The less good idea | William Kentridge

In South Africa in the 1980s – which was the last decade of apartheid – there was strong censorship of press and news. But there was a gap in the world of theatre and performance. Many things could be said and shown on stage that could not be said or shown in the media. In South Africa at the time, theatre became a vital part of daily life – not least for the shared energy of a small audience close together in a theatre. In South Africa in those days theatre was also one of the first places of breaking the boundaries that apartheid enclosed. There were conversations between performers and audiences that, in their limited sphere, were a utopian vision of how communication could happen in a damaged society.

Improvisation and workshop creation were the key elements of this period and remain key for me in the theatre work I do now. Even if the work ends up in an opera house in Europe or America, the preliminary improvisatory work done in the studio in Johannesburg is key, both in finding a language and in generating the energy that feeds invention through the mental and physical proximities of the performers.

Four years ago I founded an arts centre in Johannesburg called the Centre for the Less Good Idea (the title comes from the Tswana proverb, “If the good doctor can’t heal you, find the less good doctor”). This is a centre in which actors, musicians, dancers, writers, artists come together, and twice a year make a season of different offerings for public viewing. The principle of it is that one starts with an idea, but it is in the physical activity of making – rehearsing, improvising, repeating the same gesture with variations, that ideas emerge (the less good idea) and often shift the work and take centre stage. This is not a theoretical position. It is about thinking in the movement of the body and voice, allowing us to recognise things which our body knew, but we did not know we knew.

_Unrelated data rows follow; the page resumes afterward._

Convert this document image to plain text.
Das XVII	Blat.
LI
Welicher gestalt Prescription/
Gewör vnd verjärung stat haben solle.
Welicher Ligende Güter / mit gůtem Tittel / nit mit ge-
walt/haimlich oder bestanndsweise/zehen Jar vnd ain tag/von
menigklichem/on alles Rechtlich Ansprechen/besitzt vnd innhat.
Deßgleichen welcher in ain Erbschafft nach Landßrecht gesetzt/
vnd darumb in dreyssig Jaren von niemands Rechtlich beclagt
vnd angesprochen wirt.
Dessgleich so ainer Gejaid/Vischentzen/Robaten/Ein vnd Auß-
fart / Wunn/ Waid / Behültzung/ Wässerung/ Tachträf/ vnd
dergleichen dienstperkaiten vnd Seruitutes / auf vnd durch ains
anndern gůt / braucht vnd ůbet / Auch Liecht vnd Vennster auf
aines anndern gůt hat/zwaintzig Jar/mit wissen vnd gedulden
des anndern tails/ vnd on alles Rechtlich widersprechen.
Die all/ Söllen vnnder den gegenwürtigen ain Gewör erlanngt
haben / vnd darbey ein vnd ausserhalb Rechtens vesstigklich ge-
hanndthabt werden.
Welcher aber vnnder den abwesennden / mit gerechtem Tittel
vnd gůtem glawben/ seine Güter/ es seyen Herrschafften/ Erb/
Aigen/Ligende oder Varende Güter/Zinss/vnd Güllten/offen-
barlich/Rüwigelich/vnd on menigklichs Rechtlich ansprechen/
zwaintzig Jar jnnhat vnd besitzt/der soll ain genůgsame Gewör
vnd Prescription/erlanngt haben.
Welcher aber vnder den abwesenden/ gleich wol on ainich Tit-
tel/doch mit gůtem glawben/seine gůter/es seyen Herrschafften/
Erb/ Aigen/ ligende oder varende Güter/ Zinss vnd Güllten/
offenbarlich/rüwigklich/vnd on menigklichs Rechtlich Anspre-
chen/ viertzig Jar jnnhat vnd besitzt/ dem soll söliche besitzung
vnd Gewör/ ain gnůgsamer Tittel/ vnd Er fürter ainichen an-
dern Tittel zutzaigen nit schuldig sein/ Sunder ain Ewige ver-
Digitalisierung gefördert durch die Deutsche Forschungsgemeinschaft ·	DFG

This becomes very clear to participants in the workshops at the centre. The completion of the making of this meaning relies on the presence of an audience, in our case small (our spaces are not large), maybe 150 people at a time, to share this discovery. To understand, in their recognition of what they see in front of them, their participation in making meaning. This complicity confirms the agency of all in the theatre, both performers and audience, in making sense of the world.

William Kentridge is a South African artist working in drawing, film, print making, sculpture, theatre and opera. His works have been exhibited in solo exhibitions at many museums, including the MoMa in New York, and the Albertina Museum in Vienna.